In 1860, Saville Kent, a small boy from a seemingly content middle-class family, was murdered and his body hidden down a garden outhouse. The case made national headlines. It inspired Wilkie Collins, Charles Dickens and others to write about the field of detection, and create the English mystery genre. Kate Summerscale revists the Road Hill murder in The suspcions of Mr Whicher, using the conventions of the genre it ignited.
Her book can be enjoyed as an intellectual puzzle, like its modern descendants, but it has extra layers of interest. Interwoven with the capture of the murderer of Saville Kent are a commentary on the development of the idea of detection in English society, and a piercing analysis of middle-class English life in the Victorian period.
Summerscale’s hero, DI Whicher, was one of the first eight Scotland Yard detectives. He was called in days after the murder, with the crime scene compromised and critical evidence lost. He was opposed not just by the family members of the dead child, who had secrets and feared scandal, but by his society as well.

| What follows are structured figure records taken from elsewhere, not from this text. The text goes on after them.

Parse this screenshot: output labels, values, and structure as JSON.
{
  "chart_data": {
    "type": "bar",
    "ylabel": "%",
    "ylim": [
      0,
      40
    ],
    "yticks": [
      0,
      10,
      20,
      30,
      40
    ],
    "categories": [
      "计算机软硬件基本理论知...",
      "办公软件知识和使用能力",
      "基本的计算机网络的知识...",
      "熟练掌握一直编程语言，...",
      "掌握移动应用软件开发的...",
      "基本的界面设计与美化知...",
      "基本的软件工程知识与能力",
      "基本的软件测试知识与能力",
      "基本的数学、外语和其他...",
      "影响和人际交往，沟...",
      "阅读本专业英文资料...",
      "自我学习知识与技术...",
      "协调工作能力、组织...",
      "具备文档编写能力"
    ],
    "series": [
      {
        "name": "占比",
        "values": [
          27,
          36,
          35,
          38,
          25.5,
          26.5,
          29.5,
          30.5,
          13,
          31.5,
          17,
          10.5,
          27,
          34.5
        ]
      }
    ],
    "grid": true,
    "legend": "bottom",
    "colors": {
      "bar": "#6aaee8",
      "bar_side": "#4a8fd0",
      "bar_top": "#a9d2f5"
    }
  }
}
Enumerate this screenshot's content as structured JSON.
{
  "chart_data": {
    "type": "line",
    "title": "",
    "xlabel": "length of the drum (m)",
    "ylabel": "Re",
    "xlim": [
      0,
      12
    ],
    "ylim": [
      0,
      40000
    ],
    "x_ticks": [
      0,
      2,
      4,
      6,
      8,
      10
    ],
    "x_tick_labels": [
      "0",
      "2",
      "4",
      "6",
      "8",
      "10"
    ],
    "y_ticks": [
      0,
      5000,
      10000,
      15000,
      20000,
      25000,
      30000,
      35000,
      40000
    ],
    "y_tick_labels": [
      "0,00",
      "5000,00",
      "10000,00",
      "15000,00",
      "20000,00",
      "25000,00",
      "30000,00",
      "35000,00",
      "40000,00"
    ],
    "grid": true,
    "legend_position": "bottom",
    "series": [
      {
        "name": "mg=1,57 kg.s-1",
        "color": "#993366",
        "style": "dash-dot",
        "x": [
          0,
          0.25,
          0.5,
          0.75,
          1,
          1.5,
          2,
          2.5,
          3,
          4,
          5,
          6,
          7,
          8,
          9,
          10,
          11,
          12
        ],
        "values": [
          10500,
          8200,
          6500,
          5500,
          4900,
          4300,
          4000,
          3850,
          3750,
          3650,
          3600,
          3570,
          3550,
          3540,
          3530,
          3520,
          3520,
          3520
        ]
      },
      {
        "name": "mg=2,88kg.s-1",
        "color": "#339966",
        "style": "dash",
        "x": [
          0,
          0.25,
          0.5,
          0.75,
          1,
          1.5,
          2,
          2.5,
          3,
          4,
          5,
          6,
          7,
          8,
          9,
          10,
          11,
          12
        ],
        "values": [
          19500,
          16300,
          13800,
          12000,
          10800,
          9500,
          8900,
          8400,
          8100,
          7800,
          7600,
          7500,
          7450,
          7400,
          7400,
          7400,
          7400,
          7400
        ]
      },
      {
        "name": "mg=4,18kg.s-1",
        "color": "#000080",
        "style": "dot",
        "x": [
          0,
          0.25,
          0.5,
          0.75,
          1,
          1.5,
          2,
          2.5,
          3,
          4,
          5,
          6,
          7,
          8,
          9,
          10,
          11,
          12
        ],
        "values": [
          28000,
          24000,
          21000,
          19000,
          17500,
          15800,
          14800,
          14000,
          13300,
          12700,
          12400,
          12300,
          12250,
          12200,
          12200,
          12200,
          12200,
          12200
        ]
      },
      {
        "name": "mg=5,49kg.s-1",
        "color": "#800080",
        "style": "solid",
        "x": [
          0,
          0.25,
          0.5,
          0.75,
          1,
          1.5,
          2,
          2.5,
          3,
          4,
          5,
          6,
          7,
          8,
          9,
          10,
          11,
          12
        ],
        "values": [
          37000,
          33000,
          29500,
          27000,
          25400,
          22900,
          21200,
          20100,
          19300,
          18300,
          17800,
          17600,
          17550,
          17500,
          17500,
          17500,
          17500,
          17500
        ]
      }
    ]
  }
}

It was clear to Whicher that the murderer was most likely one of the members of the family, but public opinion could not accept such a thing as possible. It saw his prying into the lives of the family as an intrusion. He was a working class man, disturbing his betters. He was not what they thought a proper detective should be: a cool and detatched figure of pure intellect seeking obscure facts to bring order back into a disturbed world. He was instead a dedicated officer who worked for a living, seeking motives for murder behind the facade of domesticity so valued by his contemporaries.
This excellent book is rich in period detail, contains a satisfying puzzle, and is filled with curios for those of us interested in the birth of the genre of mystery fiction, and in the evolution of the process of detection as a science.
Allen and Unwin. the Australian publishers have issued a discussion guide for book groups, which considers the motivations of the killer and so gives the ending away.